I had to find some way to hold these feelings and keep functioning as a person in society.  I tried this week’s lectionary and found that it held opposing scriptures. On the one hand Jesus was talking about wars and rumors of wars, saying, “You will be betrayed even by parents and brothers, by relatives and friends.”  His words have proved true over and over again throughout history. On the other hand, there is the promise from Isaiah where people are allowed to live in the house they have built, they are able eat the crops they have planted, because there is justice, these things aren’t being stolen from them any longer.  Isaiah could just have easily said, “Woman will be regarded as human beings and men will no longer take what is not freely offered.”
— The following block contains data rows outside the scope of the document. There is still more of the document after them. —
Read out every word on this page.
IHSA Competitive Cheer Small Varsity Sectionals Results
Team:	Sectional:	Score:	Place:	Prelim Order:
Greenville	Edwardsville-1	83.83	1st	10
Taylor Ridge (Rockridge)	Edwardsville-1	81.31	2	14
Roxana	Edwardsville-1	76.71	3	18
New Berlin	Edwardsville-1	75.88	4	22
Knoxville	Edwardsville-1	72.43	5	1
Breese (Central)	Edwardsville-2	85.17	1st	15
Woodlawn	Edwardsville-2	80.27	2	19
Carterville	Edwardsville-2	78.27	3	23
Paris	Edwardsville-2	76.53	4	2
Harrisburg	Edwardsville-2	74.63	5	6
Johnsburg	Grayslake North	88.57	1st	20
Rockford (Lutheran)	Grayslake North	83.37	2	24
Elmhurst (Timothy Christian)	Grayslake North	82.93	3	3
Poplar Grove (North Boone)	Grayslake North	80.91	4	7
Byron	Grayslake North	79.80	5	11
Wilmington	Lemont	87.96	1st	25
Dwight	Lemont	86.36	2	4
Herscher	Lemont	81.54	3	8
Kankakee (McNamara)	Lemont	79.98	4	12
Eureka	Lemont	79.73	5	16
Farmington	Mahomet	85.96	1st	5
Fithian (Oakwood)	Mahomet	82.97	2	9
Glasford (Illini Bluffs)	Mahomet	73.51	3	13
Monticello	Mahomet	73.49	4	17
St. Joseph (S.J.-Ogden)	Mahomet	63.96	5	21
Malachi is tucked in the middle between those passages and he reads, “See, the day is coming, burning like an oven, when all the arrogant and all evildoers will be stubble; the day that comes shall burn them up, says the LORD of hosts, so that it will leave them neither root nor branch. But for you who revere my name the sun of righteousness shall rise, with healing in its wings.”

I needed to see that evildoers have neither root nor branch. I needed to feel the promise of “righteousness shall rise with healing in its wings,” because when evil is removed, love must heal. That is its power.
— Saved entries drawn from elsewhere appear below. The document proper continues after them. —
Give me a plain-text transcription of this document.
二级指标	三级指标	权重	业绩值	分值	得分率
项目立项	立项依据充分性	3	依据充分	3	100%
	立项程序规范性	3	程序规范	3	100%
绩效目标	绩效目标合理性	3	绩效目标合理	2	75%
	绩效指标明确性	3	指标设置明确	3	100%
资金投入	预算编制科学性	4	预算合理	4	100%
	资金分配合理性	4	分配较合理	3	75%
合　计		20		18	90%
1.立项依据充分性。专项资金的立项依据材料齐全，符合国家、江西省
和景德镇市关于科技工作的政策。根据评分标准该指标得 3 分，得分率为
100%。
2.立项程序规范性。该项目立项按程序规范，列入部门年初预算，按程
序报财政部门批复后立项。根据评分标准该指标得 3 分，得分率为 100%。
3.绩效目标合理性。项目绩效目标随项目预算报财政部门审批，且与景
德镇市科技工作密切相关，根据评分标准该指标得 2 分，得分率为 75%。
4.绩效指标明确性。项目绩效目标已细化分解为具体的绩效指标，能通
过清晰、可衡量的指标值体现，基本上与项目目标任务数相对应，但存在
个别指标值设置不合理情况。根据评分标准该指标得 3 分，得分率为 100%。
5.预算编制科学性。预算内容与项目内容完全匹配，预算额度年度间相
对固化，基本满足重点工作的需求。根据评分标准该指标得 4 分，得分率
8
We aren’t powerless against the powerful. Each of us who feels ripped open by the betrayal of those we love can still be an embassy of righteousness in this broken world.  We can say, “Not on my watch.”  We can say, “You are believed here.” We can say, “Domination is not an attribute of love.”

That is fierce joy. That is righteousness bringing healing in the burning field of stubble, saying this is not all there is.  That is making real the promise that “they shall not hurt or destroy on all my holy mountain, says the LORD.”  Joy isn’t blind. It is an advocate for justice. It is the promise of what we are making, fuel to stand and say, “Here there is life.”